Le déclenchement de l'activité sexuelle est lié à la photopériode. L'accouplement a lieu entre le 15 décembre et le 15 janvier et les naissances en mars-avril.

 La durée de gestation est de l'ordre de 52 à 53 jours.

 Le nombre de jeunes par portée varie de 4 à 7 renardeaux qui naissent noirs et aveugles.

 Mais, moins de 50 % des jeunes arrivent à la première année de reproduction.

 

Activité

 

Le renard est un animal généralement nocturne. La facilité d'accès à la nourriture et le dérangement sont les facteurs déterminants pour son rythme d'activité, plus que les contraintes climatiques.

Les déplacements sur le domaine vital (300 à 400 ha) sont réguliers en particulier le matin ou le soir entre les sites de repos et de nourrissage.

 Les excursions nocturnes sont de l'ordre de 10 à 15 km par nuit.

 

 ♦ Avenir

En France, l'espèce vulpine est hors danger, voire en progression sur l'aspect répartition géographique.

En effet, on l'observe de plus en plus en milieu urbain et périurbain.

Le renard peut être vecteur de  maladies transmissibles à l'homme et aux animaux domestiques (rage, leishmaniose, echinoccocose alvéolaire, trichinose).

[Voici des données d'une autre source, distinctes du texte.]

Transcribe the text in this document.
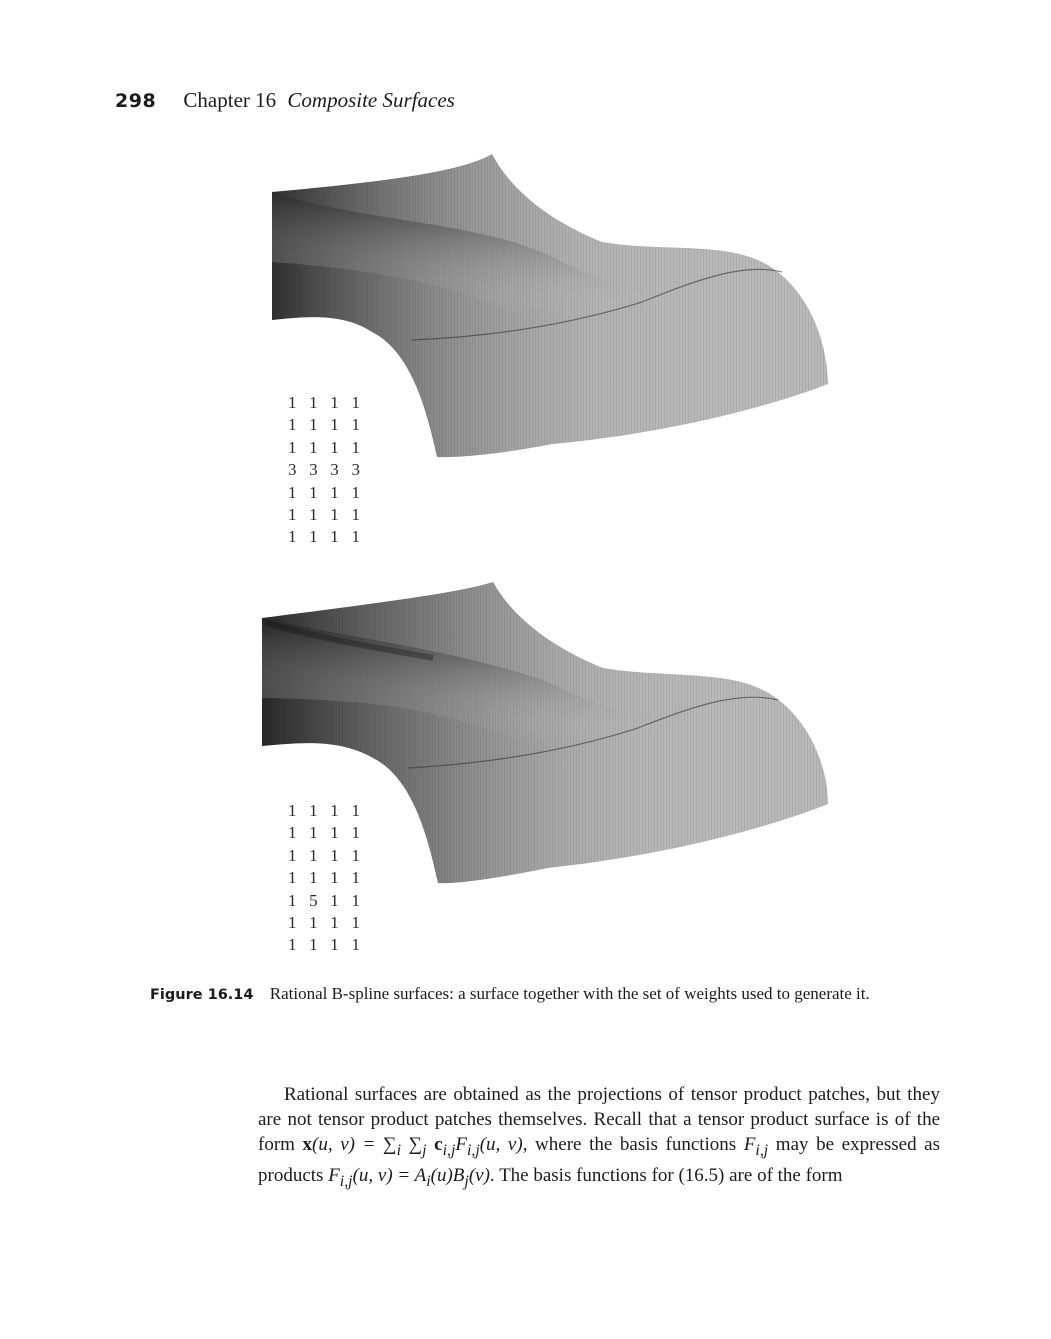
298 Chapter 16 Composite Surfaces
1 1 1 1
1 1 1 1
1 1 1 1
3 3 3 3
1 1 1 1
1 1 1 1
1 1 1 1
1 1 1 1
1 1 1 1
1 1 1 1
1 1 1 1
1 5 1 1
1 1 1 1
1 1 1 1
Figure 16.14 Rational B-spline surfaces: a surface together with the set of weights used to generate it.

Rational surfaces are obtained as the projections of tensor product patches, but they are not tensor product patches themselves. Recall that a tensor product surface is of the form x(u, $v) = \sum_i$ $\sum_j$ $c_{i,j}F_{i,j}(u$, v), where the basis functions $F_{i,j}$ may be expressed as products $F_{i,j}(u$, $v) = A_i(u)B_j(v)$. The basis functions for (16.5) are of the form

La vaccination orale de l'espèce contre la rage a été pratiquée par l'ERZ.

 

 

 

 

4 Le Ragondin

LE RAGONDIN : Myocastor coypus

 

Introduit à la fin du 19ème siècle en provenance d'Amérique du Sud, le ragondin a colonisé une large partie de l'hexagone, à l'exception de la Corse et des milieux montagnards.

Ce gros rongeur de teinte gris-brun est facilement reconnaissable à ses grandes moustaches et à ses longues incisives orangées.

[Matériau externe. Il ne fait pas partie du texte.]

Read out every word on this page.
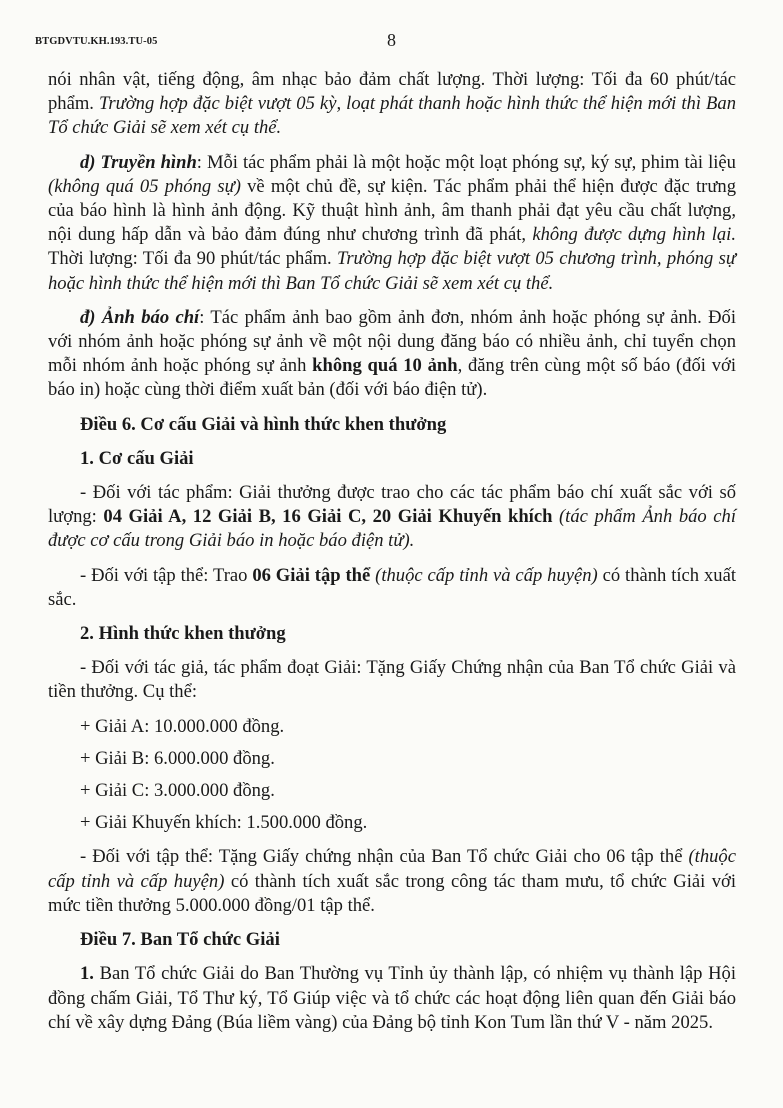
BTGDVTU.KH.193.TU-05	8

nói nhân vật, tiếng động, âm nhạc bảo đảm chất lượng. Thời lượng: Tối đa 60 phút/tác phẩm. Trường hợp đặc biệt vượt 05 kỳ, loạt phát thanh hoặc hình thức thể hiện mới thì Ban Tổ chức Giải sẽ xem xét cụ thể.

d) Truyền hình: Mỗi tác phẩm phải là một hoặc một loạt phóng sự, ký sự, phim tài liệu (không quá 05 phóng sự) về một chủ đề, sự kiện. Tác phẩm phải thể hiện được đặc trưng của báo hình là hình ảnh động. Kỹ thuật hình ảnh, âm thanh phải đạt yêu cầu chất lượng, nội dung hấp dẫn và bảo đảm đúng như chương trình đã phát, không được dựng hình lại. Thời lượng: Tối đa 90 phút/tác phẩm. Trường hợp đặc biệt vượt 05 chương trình, phóng sự hoặc hình thức thể hiện mới thì Ban Tổ chức Giải sẽ xem xét cụ thể.

đ) Ảnh báo chí: Tác phẩm ảnh bao gồm ảnh đơn, nhóm ảnh hoặc phóng sự ảnh. Đối với nhóm ảnh hoặc phóng sự ảnh về một nội dung đăng báo có nhiều ảnh, chỉ tuyển chọn mỗi nhóm ảnh hoặc phóng sự ảnh không quá 10 ảnh, đăng trên cùng một số báo (đối với báo in) hoặc cùng thời điểm xuất bản (đối với báo điện tử).

Điều 6. Cơ cấu Giải và hình thức khen thưởng

1. Cơ cấu Giải

- Đối với tác phẩm: Giải thưởng được trao cho các tác phẩm báo chí xuất sắc với số lượng: 04 Giải A, 12 Giải B, 16 Giải C, 20 Giải Khuyến khích (tác phẩm Ảnh báo chí được cơ cấu trong Giải báo in hoặc báo điện tử).

- Đối với tập thể: Trao 06 Giải tập thể (thuộc cấp tỉnh và cấp huyện) có thành tích xuất sắc.

2. Hình thức khen thưởng

- Đối với tác giả, tác phẩm đoạt Giải: Tặng Giấy Chứng nhận của Ban Tổ chức Giải và tiền thưởng. Cụ thể:

+ Giải A: 10.000.000 đồng.

+ Giải B: 6.000.000 đồng.

+ Giải C: 3.000.000 đồng.

+ Giải Khuyến khích: 1.500.000 đồng.

- Đối với tập thể: Tặng Giấy chứng nhận của Ban Tổ chức Giải cho 06 tập thể (thuộc cấp tỉnh và cấp huyện) có thành tích xuất sắc trong công tác tham mưu, tổ chức Giải với mức tiền thưởng 5.000.000 đồng/01 tập thể.

Điều 7. Ban Tổ chức Giải

1. Ban Tổ chức Giải do Ban Thường vụ Tỉnh ủy thành lập, có nhiệm vụ thành lập Hội đồng chấm Giải, Tổ Thư ký, Tổ Giúp việc và tổ chức các hoạt động liên quan đến Giải báo chí về xây dựng Đảng (Búa liềm vàng) của Đảng bộ tỉnh Kon Tum lần thứ V - năm 2025.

On observe que ses pattes arrières sont palmées à l'inverse de ses antérieurs. Le Myocastor possède une queue arrondie mesurant de 30 à 40 cm.

La femelle est pourvue de mamelons dorso-latéraux qui lui permettent, le cas échéant, l'allaitement des jeunes dans l'eau.

− Poids : 5 à 10 kg
− longueur : 40 à 60 cm + 30 à 45 cm de queue
− nombre de portées / an : 1 ou 2
− nombre de jeunes : 2 à 7 par portée
− Activité : nocturne et diurne ; son activité est plutôt diurne et discrète.

Habitat 

Rongeur semi-aquatique, le ragondin l'accommode de nombreux types de zones humides. On le rencontre autour des plans d'eaux calmes et des rivières à courant lent, où la végétation est abondante.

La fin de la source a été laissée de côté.